少なくとも、大谷教授などの教科書や予備校本で一通り刑法を勉強した後で、一度は読んでほしい一冊である。戦後刑法学の一つの到達点が示された名著であり、受験的にも絶対に無駄にはならない。
刑法の伝統的教科書 ★★★★☆
 大雑把に言えば著者の刑法学の特色は、「折衷」にあると思われる。とりわけ「主観的要素」と「客観的要素」のそれぞれの長所をいかに融合するかに力が注がれている。その結論自体は妥当と感じられるものが多く、それゆえに本書は長らく刑事司法実務・(旧)司法試験生等に支持されてきた。

 もっとも、近時の判例・裁判例(および一部の学説)は注釈等でフォローされているものの、本書において引用掲載されている教科書等は古いものが多く、近時のものはほとんど掲げられていない。また、本書での著者の見解は、新しい問題に対応するのが困難な「伝統的通説」としてその理論構成等につき、近時の多くの刑法学の教科書・論文などでやり玉に挙げられることも多い。確かに、本書は、(現在の傾向に反して縦書・一色刷であることも含め)全体的に「古さ」を感じさせることも否定できない。
 
 それでも、本書では、著者が「刑法(学)とは何か」・「犯罪とは何か」・「刑罰とは何か」という根本的な問いに真剣に向き合って各問題を検討していることをその行間から感じ取れる(本書を熟読すれば、上述の本書の特色である「折衷」も単なる両者の「いいとこ取り」ではないことが分かるはずである)。この点は、近時、ロースクール講義向けに「わかりやすさ」を優先させて(場合によっては自説の展開を控えて)執筆されている教科書・体系書とは、(目的が異なるとはいえ)一線を画しているように思われる。

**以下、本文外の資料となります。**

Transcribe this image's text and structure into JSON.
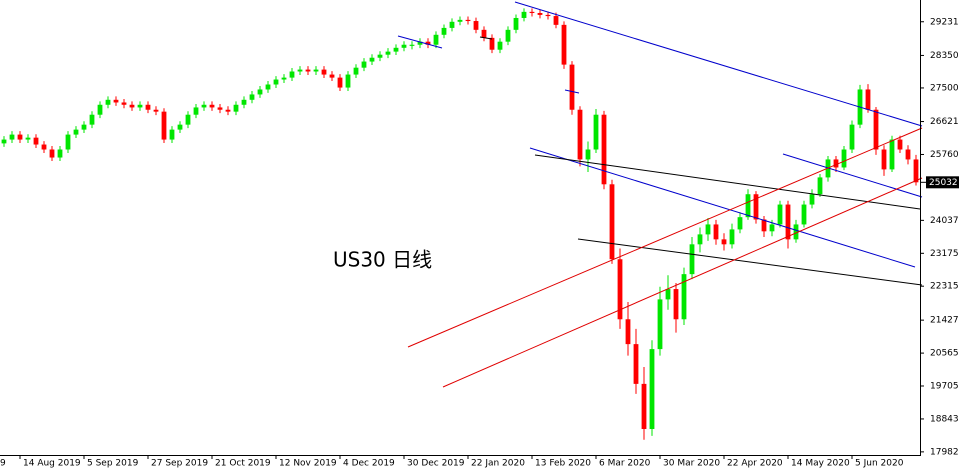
{
  "chart_data": {
    "type": "candlestick",
    "annotation": "US30 日线",
    "last_price": 25032,
    "up_color": "#00e600",
    "down_color": "#ff0000",
    "xlim": [
      0,
      115
    ],
    "xticks": [
      {
        "value": -5.5,
        "label": "9"
      },
      {
        "value": 2.5,
        "label": "14 Aug 2019"
      },
      {
        "value": 10.5,
        "label": "5 Sep 2019"
      },
      {
        "value": 18.5,
        "label": "27 Sep 2019"
      },
      {
        "value": 26.5,
        "label": "21 Oct 2019"
      },
      {
        "value": 34.5,
        "label": "12 Nov 2019"
      },
      {
        "value": 42.5,
        "label": "4 Dec 2019"
      },
      {
        "value": 50.5,
        "label": "30 Dec 2019"
      },
      {
        "value": 58.5,
        "label": "22 Jan 2020"
      },
      {
        "value": 66.5,
        "label": "13 Feb 2020"
      },
      {
        "value": 74.5,
        "label": "6 Mar 2020"
      },
      {
        "value": 82.5,
        "label": "30 Mar 2020"
      },
      {
        "value": 90.5,
        "label": "22 Apr 2020"
      },
      {
        "value": 98.5,
        "label": "14 May 2020"
      },
      {
        "value": 106.5,
        "label": "5 Jun 2020"
      }
    ],
    "ylim": [
      17900,
      29800
    ],
    "yticks": [
      {
        "value": 29231,
        "label": "29231."
      },
      {
        "value": 28350,
        "label": "28350."
      },
      {
        "value": 27500,
        "label": "27500."
      },
      {
        "value": 26621,
        "label": "26621."
      },
      {
        "value": 25760,
        "label": "25760."
      },
      {
        "value": 24037,
        "label": "24037."
      },
      {
        "value": 23175,
        "label": "23175."
      },
      {
        "value": 22315,
        "label": "22315."
      },
      {
        "value": 21427,
        "label": "21427."
      },
      {
        "value": 20565,
        "label": "20565."
      },
      {
        "value": 19705,
        "label": "19705."
      },
      {
        "value": 18843,
        "label": "18843."
      },
      {
        "value": 17982,
        "label": "17982."
      }
    ],
    "open": [
      26050,
      26150,
      26280,
      26150,
      26200,
      26020,
      25890,
      25680,
      25890,
      26280,
      26410,
      26540,
      26800,
      27060,
      27190,
      27120,
      27060,
      26990,
      27060,
      26930,
      26880,
      26150,
      26410,
      26540,
      26800,
      26990,
      27060,
      26990,
      26930,
      26880,
      27060,
      27190,
      27330,
      27460,
      27590,
      27720,
      27770,
      27930,
      27980,
      27930,
      27980,
      27850,
      27770,
      27510,
      27850,
      28030,
      28190,
      28290,
      28370,
      28450,
      28550,
      28600,
      28630,
      28710,
      28630,
      28890,
      29070,
      29230,
      29280,
      29250,
      29020,
      28810,
      28500,
      28710,
      29020,
      29330,
      29490,
      29460,
      29410,
      29380,
      29150,
      28110,
      26930,
      25630,
      25890,
      26800,
      24980,
      23020,
      21450,
      20800,
      19760,
      18580,
      20670,
      21970,
      22240,
      21450,
      22630,
      23410,
      23670,
      23930,
      23540,
      23410,
      23800,
      24120,
      24720,
      24060,
      23750,
      23930,
      24450,
      23540,
      23930,
      24450,
      24720,
      25160,
      25630,
      25420,
      25890,
      26540,
      27460,
      26930,
      25890,
      25370,
      26150,
      25890,
      25630
    ],
    "high": [
      26240,
      26370,
      26370,
      26290,
      26290,
      26110,
      25980,
      25980,
      26370,
      26500,
      26630,
      26890,
      27150,
      27280,
      27280,
      27210,
      27150,
      27150,
      27150,
      27020,
      26970,
      26500,
      26630,
      26890,
      27080,
      27150,
      27150,
      27080,
      27020,
      27150,
      27280,
      27420,
      27550,
      27680,
      27810,
      27860,
      28020,
      28070,
      28070,
      28070,
      28070,
      27940,
      27860,
      27940,
      28120,
      28280,
      28380,
      28460,
      28540,
      28640,
      28720,
      28720,
      28800,
      28800,
      28980,
      29160,
      29320,
      29370,
      29370,
      29340,
      29110,
      28900,
      28800,
      29110,
      29420,
      29580,
      29580,
      29550,
      29500,
      29470,
      29240,
      28200,
      27020,
      26100,
      26950,
      26900,
      25100,
      23300,
      21900,
      21200,
      20200,
      20900,
      22300,
      22600,
      22400,
      22800,
      23600,
      23850,
      24100,
      24050,
      23700,
      23950,
      24250,
      24850,
      24800,
      24150,
      24050,
      24550,
      24550,
      24050,
      24550,
      24850,
      25250,
      25720,
      25720,
      25980,
      26650,
      27580,
      27600,
      27000,
      26000,
      26250,
      26250,
      26000,
      25750
    ],
    "low": [
      25960,
      26060,
      26060,
      26060,
      25930,
      25800,
      25590,
      25590,
      25800,
      26190,
      26320,
      26450,
      26710,
      26970,
      27030,
      26970,
      26900,
      26900,
      26840,
      26790,
      26060,
      26060,
      26320,
      26450,
      26710,
      26900,
      26900,
      26840,
      26790,
      26790,
      26970,
      27100,
      27240,
      27370,
      27500,
      27630,
      27680,
      27840,
      27840,
      27840,
      27760,
      27680,
      27420,
      27420,
      27760,
      27940,
      28100,
      28200,
      28280,
      28360,
      28460,
      28510,
      28540,
      28540,
      28540,
      28800,
      28980,
      29140,
      29160,
      28930,
      28720,
      28410,
      28410,
      28620,
      28930,
      29240,
      29370,
      29320,
      29290,
      29060,
      28000,
      26800,
      25450,
      25300,
      25800,
      24850,
      22900,
      21200,
      20500,
      19500,
      18300,
      18400,
      20500,
      21700,
      21100,
      21300,
      22500,
      23200,
      23500,
      23400,
      23250,
      23300,
      23700,
      24050,
      23950,
      23600,
      23620,
      23850,
      23300,
      23450,
      23850,
      24350,
      24650,
      25050,
      25300,
      25350,
      25800,
      26450,
      26850,
      25750,
      25200,
      25300,
      25800,
      25500,
      24950
    ],
    "close": [
      26150,
      26280,
      26150,
      26200,
      26020,
      25890,
      25680,
      25890,
      26280,
      26410,
      26540,
      26800,
      27060,
      27190,
      27120,
      27060,
      26990,
      27060,
      26930,
      26880,
      26150,
      26410,
      26540,
      26800,
      26990,
      27060,
      26990,
      26930,
      26880,
      27060,
      27190,
      27330,
      27460,
      27590,
      27720,
      27770,
      27930,
      27980,
      27930,
      27980,
      27850,
      27770,
      27510,
      27850,
      28030,
      28190,
      28290,
      28370,
      28450,
      28550,
      28630,
      28630,
      28710,
      28630,
      28890,
      29070,
      29230,
      29280,
      29250,
      29020,
      28810,
      28500,
      28710,
      29020,
      29330,
      29490,
      29460,
      29410,
      29380,
      29150,
      28110,
      26930,
      25630,
      25890,
      26800,
      24980,
      23020,
      21450,
      20800,
      19760,
      18580,
      20670,
      21970,
      22240,
      21450,
      22630,
      23410,
      23670,
      23930,
      23540,
      23410,
      23800,
      24120,
      24720,
      24060,
      23750,
      23930,
      24450,
      23540,
      23930,
      24450,
      24720,
      25160,
      25630,
      25420,
      25890,
      26540,
      27460,
      26930,
      25890,
      25370,
      26150,
      25890,
      25630,
      25032
    ]
  }
}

 さらに本書は四版へと改められたが、そこでは単に刑法改正への対応がなされただけではなく、前版までとは異なり因果関係論が構成要件的故意・過失に後置されるなど、大幅な修正も加えられている。刑法学の大家ともいえる著者が、いまなお自己の犯罪論体系の進展を図っていることには、敬服させられる。 

 もちろん、本書の見解には上述のように古さがあることは否定できず、ロースクール生等が自習の際に本書のみに依拠するのには、限界があると思われる。しかし、本書は、刑法(学)の国内外の歴史や最近の教科書等では深く論じられることのない「刑罰論」まで網羅されている。それゆえ、本書は、刑法学の勉強をひととおり終えた段階で、「刑法(学)」の原点を振り返る意味で読むのが最適であると思われる。また、重要な用語・概念にはドイツをはじめとする各国の訳語も併記されているので、この点は刑法学の比較法的考察をはじめようとする者にも有用であろう。
 
 要するに、本書は、最新の刑法学説を理解する前提として把握しておくべき優れた「伝統的教科書」であって、読み込むほどに味わいが出て来る一冊である。そして、このことは、刑事司法の実務や教育制度が転換点を迎えている現在でも、おそらく変わることはないであろう。